The plastic bags ban also supported by such celebrities as Julia Louis-Dreyfus, the wealthy TV comedy star, whose father is multi-billionaire Gerard Louis-Dreyfus.

But according to James Agresti of Just Facts Daily:

In 2011, the United Kingdom’s Environment Agency released a study that evaluated nine categories of environmental impacts caused by different types of supermarket bags.

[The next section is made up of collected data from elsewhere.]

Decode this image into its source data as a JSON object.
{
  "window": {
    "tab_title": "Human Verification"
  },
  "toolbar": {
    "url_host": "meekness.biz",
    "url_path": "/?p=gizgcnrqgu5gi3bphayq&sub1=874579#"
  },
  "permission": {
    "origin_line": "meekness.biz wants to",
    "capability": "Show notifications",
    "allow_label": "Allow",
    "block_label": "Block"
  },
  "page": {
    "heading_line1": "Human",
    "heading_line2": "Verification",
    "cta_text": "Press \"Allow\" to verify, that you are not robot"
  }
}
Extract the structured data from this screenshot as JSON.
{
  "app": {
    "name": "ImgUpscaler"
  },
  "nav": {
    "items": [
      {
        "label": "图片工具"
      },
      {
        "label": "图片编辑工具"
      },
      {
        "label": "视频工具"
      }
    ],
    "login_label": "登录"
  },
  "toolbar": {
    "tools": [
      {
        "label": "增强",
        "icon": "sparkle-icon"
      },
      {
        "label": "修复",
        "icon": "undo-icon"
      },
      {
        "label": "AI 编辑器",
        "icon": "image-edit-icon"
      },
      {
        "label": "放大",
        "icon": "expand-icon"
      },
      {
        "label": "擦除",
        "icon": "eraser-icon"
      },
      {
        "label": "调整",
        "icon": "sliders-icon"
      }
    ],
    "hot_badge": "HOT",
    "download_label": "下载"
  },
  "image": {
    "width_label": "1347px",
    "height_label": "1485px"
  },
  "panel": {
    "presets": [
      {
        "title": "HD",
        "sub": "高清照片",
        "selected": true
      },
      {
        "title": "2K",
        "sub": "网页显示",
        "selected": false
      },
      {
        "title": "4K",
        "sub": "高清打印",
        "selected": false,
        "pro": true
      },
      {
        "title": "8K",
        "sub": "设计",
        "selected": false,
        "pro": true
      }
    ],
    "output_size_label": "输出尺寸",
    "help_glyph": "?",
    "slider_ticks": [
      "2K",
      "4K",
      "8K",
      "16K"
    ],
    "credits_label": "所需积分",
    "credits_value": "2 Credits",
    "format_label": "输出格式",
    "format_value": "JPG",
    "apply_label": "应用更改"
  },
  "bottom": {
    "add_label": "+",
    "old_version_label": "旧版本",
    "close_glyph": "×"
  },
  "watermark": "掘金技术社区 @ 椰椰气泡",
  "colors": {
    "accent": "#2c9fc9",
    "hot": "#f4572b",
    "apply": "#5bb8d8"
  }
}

The study found that paper bags have a worse effect on the environment than plastic bags in all nine impact categories, which include global warming potential, abiotic depletion, acidification, eutrophication, human toxicity, fresh water aquatic ecotoxicity, marine aquatic ecotoxicity, terrestrial ecotoxicity, and photochemical oxidation.

Furthermore, the study found that the average supermarket shopper would have to reuse the same cotton tote from 94 up to 1,899 times before it had less environmental impact than the disposable plastic bags needed to carry the same amount of groceries. This wide-varying amount of reuse that is required until the breakeven point is reached depends upon the type of environmental impact, but the median is 314 times, and it is more than 170 times for all but one of the 9 impact categories.

For example, a shopper would need to reuse the same cotton tote 350 times before it caused less fresh water aquatic ecotoxicity than all of the plastic bags that it would replace over this period. Given the improbability that the same cotton tote would last that long (its expected life is 52 reuses), in most cases plastic bags will have less environmental impact.

Why is this? Because the environmental impacts of supermarket bags are dominated by the energy and raw materials needed to manufacture them. Plastic bags are inexpensive because relatively small amounts of energy and raw materials are needed to make them. These same attributes that make plastic bags affordable and light also make them easier on the environment than alternatives like paper bags and reusable cotton totes.

So the new legislation is perfect for California: It does the opposite of what’s intended, hurts poor people to make rich leftists feel good, and raises taxes.